Daniel Gustavo é um dos alunos da turma que enfocou as religiões africanas. Para ele, que é praticante de uma religião dessa matriz, o projeto ajuda a quebrar barreiras: “Mostrar a diversidade religiosa é fundamental para que cada indivíduo aprenda a respeitar a religião do próximo e todos possam viver em harmonia”. Já a aluna Anny Caroline teve o primeiro contato com as religiões afro: “Eu não conhecia nada, mas agora passei a compreender a representatividade de cada cerimônia que os praticantes realizam. O importante é não julgar e respeitar as crenças de cada pessoa”.
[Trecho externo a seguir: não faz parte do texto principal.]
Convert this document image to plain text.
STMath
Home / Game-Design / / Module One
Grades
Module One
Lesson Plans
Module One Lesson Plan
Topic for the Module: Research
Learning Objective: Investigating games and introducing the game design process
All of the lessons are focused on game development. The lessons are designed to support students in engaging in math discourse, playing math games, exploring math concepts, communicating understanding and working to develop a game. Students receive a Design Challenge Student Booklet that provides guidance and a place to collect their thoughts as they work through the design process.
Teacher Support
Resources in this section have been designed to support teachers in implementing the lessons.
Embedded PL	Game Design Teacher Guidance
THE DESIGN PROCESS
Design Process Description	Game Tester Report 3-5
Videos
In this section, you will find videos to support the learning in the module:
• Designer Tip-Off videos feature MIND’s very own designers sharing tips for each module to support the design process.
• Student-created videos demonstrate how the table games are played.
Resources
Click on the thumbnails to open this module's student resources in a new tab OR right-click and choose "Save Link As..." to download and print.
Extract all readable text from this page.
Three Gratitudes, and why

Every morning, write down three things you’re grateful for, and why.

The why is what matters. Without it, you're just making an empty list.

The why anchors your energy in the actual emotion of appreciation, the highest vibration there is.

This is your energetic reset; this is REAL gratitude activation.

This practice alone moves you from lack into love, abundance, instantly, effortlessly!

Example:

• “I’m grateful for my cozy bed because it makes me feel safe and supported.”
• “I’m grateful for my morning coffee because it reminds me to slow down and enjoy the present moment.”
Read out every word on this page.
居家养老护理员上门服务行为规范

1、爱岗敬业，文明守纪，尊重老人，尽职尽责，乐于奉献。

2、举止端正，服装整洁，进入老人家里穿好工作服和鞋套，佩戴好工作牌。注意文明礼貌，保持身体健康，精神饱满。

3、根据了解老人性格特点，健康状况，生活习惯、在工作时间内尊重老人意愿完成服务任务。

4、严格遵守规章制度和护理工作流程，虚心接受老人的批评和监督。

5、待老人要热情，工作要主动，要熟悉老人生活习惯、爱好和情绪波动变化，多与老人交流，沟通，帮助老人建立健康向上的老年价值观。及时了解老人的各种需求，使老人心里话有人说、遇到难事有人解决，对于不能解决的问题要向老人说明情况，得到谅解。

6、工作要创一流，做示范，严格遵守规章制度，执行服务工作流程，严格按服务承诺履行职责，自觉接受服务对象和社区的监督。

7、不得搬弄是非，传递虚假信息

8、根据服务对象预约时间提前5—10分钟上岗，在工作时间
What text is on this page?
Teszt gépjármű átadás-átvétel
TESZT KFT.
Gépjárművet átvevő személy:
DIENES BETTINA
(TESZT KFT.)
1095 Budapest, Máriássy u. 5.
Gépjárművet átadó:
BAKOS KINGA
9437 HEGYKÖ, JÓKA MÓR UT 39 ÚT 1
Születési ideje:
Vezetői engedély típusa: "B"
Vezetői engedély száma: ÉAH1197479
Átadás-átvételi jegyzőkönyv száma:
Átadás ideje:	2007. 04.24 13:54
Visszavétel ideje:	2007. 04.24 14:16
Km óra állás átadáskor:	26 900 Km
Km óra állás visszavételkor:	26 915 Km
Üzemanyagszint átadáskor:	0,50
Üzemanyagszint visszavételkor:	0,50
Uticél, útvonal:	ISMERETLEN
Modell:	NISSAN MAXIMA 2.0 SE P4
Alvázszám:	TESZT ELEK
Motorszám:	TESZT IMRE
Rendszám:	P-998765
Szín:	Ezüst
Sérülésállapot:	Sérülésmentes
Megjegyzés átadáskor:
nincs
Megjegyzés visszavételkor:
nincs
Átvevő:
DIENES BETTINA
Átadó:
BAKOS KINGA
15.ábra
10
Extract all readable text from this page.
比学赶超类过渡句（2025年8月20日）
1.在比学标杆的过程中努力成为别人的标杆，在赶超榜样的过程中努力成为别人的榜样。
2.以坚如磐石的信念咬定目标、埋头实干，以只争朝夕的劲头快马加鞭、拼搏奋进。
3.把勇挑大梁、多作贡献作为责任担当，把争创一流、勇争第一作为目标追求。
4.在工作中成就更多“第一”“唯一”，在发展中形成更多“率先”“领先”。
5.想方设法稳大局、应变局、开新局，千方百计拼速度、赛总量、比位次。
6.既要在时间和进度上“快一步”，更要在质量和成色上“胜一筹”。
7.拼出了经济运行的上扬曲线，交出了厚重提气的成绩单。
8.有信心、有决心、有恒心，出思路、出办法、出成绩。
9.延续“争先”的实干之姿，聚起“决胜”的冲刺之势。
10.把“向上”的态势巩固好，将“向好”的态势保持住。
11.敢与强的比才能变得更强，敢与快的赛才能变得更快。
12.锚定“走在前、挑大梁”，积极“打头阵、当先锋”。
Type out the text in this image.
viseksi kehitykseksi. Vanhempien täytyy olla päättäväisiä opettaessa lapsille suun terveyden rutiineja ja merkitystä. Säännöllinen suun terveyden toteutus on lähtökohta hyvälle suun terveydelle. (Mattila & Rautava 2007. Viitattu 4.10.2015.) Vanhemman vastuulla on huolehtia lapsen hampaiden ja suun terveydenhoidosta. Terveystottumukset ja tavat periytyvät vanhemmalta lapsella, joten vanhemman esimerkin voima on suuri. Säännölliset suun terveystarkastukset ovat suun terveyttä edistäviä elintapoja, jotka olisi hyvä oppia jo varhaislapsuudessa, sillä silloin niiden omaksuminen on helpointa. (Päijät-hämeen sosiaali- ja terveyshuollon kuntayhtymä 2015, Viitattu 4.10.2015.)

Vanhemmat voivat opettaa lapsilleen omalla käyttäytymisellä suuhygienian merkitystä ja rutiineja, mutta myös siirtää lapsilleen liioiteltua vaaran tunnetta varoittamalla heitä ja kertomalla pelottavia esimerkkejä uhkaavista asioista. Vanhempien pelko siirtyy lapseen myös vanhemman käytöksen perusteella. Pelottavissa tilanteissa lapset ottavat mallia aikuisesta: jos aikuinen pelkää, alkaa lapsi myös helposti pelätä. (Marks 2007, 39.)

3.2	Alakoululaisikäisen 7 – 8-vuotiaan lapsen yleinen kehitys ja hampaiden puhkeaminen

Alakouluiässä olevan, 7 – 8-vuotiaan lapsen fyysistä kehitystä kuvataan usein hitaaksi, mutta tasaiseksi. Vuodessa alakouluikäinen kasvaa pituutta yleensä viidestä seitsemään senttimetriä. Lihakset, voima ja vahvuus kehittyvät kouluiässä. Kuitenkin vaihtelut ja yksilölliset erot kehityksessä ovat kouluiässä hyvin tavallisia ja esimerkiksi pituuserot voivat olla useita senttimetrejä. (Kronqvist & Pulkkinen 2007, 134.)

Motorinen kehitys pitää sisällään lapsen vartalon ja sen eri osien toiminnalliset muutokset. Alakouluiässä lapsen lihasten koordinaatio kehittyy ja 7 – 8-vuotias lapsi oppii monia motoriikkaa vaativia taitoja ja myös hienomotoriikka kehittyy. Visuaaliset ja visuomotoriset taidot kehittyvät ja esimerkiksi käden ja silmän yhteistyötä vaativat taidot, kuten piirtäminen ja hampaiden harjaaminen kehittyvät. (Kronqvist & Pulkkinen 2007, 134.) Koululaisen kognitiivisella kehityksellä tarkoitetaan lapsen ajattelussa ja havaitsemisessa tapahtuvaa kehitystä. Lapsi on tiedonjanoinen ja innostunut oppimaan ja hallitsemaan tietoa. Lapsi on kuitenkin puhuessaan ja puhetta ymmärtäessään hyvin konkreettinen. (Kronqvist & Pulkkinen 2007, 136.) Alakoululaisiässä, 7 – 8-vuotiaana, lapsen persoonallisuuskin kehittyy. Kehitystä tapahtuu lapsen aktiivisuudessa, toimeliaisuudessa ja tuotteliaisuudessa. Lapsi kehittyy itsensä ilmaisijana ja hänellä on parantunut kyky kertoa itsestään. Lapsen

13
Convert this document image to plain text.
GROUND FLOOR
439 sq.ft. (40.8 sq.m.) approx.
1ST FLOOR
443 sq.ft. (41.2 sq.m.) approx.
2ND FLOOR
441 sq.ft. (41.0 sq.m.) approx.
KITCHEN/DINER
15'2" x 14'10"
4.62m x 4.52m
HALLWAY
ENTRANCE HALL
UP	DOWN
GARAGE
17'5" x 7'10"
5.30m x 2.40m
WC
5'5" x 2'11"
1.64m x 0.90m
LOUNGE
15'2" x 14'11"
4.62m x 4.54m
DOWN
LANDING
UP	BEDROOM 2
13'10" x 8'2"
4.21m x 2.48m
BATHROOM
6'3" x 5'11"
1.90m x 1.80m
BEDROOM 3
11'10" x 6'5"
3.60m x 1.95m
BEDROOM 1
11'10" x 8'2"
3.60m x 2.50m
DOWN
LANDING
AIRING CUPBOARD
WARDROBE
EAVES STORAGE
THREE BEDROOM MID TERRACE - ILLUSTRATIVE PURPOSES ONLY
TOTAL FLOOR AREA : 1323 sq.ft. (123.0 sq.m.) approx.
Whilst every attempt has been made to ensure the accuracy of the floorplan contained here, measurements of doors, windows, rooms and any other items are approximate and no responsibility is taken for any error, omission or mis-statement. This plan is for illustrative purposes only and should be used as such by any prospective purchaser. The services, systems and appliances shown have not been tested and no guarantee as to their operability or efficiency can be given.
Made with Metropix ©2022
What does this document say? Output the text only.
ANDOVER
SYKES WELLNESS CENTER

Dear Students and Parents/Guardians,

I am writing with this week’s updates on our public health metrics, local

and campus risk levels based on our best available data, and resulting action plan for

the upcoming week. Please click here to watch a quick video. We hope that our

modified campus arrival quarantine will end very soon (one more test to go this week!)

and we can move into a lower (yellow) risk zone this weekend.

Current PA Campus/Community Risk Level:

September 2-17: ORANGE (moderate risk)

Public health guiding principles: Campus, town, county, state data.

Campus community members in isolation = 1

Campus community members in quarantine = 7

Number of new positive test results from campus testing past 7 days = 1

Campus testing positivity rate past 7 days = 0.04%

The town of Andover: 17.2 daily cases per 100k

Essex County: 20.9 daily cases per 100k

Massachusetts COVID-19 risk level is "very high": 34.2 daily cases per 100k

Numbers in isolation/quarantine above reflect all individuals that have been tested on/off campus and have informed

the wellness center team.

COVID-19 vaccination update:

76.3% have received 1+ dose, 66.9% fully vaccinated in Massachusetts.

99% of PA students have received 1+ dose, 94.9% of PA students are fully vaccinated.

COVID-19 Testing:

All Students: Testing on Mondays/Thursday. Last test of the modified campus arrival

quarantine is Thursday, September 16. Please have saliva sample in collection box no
A turma 3.002 abordou a história de personalidades negras de vários períodos da história do país. Uma delas foi José do Patrocínio, figura importante nos movimentos Abolicionista e Republicano no país. Outra personalidade selecionada pelos alunos foi Luís Gama, um dos raros intelectuais negros no Brasil escravocrata do século XIX, o único autodidata, que chegou a passar pela experiência do cativeiro. Os estudantes também destacaram João Cândido, marinheiro que liderou a Revolta da Chibata, motim ocorrido no início do século XX, em protesto à prática de maus-tratos por oficiais navais brancos ao punir marinheiros afro-brasileiros. O movimento vitorioso pôs um fim aos castigos corporais, mas João foi expulso da marinha. A turma também evidenciou personagens contemporâneos como a atriz Zezé Motta e a ativista Marielle Franco. Também foi montado um estande com livros literários e didáticos que abordam a temática racial.

A turma 3.003 apresentou dados estatísticos e elaborou esquetes retratando cenas do cotidiano que denotam atitudes racistas. “Nem sempre é através da agressão física ou de ofensas que o racismo aparece. No dia a dia das pessoas negras, ele surge em momentos sutis, situações discretas, mas que são fortes o suficiente para aumentar a sua exclusão. Por isso, resolvemos provocar uma reflexão através de encenações. Em uma delas, mostramos a discriminação que acontece numa relação profissional com uma executiva negra. Em outro, dois policiais tomam uma atitude preconceituosa e provocam a morte de um jovem negro”, relata a aluna Graziele Lima.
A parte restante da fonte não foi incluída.